Sirio, Procione e Betelgeuse dominano le notti invernali da millenni. Viste dalla Terra sembrano vicine ma in realtà non hanno nessun legame, e raccontano tre storie molto diverse su come finiscono le stelle.
Il punto di partenza è Orione, la costellazione più riconoscibile del cielo invernale. Individuando le tre stelle della cintura e seguendo la linea verso il basso, la prima stella brillante che si incontra è Sirio, la più luminosa dell’intero cielo notturno. Spostando poi lo sguardo a sinistra c’è Procione, isolata e chiara, chiudendo il triangolo e risalendo verso la spalla destra di Orione, la sfumatura rossastra ben visibile è invece Betelgeuse.

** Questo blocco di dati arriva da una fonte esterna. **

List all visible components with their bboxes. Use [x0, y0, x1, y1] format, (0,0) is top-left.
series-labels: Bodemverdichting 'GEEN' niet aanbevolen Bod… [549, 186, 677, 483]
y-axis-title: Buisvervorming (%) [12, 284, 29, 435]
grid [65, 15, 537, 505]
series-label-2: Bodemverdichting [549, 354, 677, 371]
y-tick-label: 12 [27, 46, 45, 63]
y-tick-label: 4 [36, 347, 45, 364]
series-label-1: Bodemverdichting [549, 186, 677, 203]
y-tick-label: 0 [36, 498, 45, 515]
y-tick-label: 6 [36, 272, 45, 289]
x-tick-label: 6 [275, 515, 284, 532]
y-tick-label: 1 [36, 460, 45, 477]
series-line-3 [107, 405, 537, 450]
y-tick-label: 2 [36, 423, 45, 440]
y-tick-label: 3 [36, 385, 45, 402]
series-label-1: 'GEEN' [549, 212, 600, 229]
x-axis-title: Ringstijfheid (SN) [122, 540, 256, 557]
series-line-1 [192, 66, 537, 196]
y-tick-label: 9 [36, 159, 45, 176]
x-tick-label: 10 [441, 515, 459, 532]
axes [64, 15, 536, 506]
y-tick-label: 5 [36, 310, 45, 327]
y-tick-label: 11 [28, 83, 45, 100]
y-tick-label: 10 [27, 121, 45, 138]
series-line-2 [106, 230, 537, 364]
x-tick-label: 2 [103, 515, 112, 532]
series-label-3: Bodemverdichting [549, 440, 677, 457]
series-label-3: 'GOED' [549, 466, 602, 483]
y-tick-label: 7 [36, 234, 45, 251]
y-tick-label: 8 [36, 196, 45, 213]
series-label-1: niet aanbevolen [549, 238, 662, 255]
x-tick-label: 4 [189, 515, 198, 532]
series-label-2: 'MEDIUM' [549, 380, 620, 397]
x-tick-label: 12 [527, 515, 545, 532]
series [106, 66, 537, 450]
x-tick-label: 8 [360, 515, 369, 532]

Il triangolo che le tre formano è un asterismo, ovvero un raggruppamento visivo come il Grande Carro o la Croce del Sud: una geometria che esiste solo dalla nostra prospettiva, senza che le tre stelle abbiano alcun legame fisico reale tra loro.
Tre storie diverse
Sirio è la stella guida della costellazione del Cane Maggiore ed è la più luminosa del cielo per due ragioni: è intrinsecamente brillante ed è anche molto vicina, a poco più di 8 anni luce. Ha una compagna quasi invisibile, Sirio B, una nana bianca osservata per la prima volta nel 1862, che è quello che rimane di una stella massiccia dopo che ha esaurito il carburante ed è collassata su se stessa.
Procione
Procione racconta una storia molto più vicina a noi. Ha una massa simile a quella del Sole ma si trova in una fase evolutiva più avanzata, dato che sta terminando l’idrogeno nel nucleo e tra qualche miliardo di anni inizierà a gonfiarsi, aumentando di volume e luminosità prima di spegnersi. Osservarla oggi è come guardare il Sole nel suo futuro lontano. Betelgeuse è invece ben diversa da entrambe. È una supergigante rossa talmente grande che se fosse al centro del Sistema Solare inghiottirebbe la Terra senza difficoltà, e a differenza del Sole, la sua fine sarà una supernova, un’esplosione visibile dalla Terra anche di giorno.
Betelgeuse e la sua futura esplosione
Negli ultimi anni si è discusso molto di una possibile esplosione imminente, ma gli studi più recenti indicano che ci vorranno ancora almeno centomila anni. Il Triangolo Invernale è una figura che l’essere umano ha disegnato nel cielo per orientarsi, ma le stelle che lo compongono esistevano miliardi di anni prima che qualcuno le collegasse con una linea immaginaria, e continueranno a bruciare, ciascuna secondo la propria storia, molto dopo che quella linea sarà dimenticata.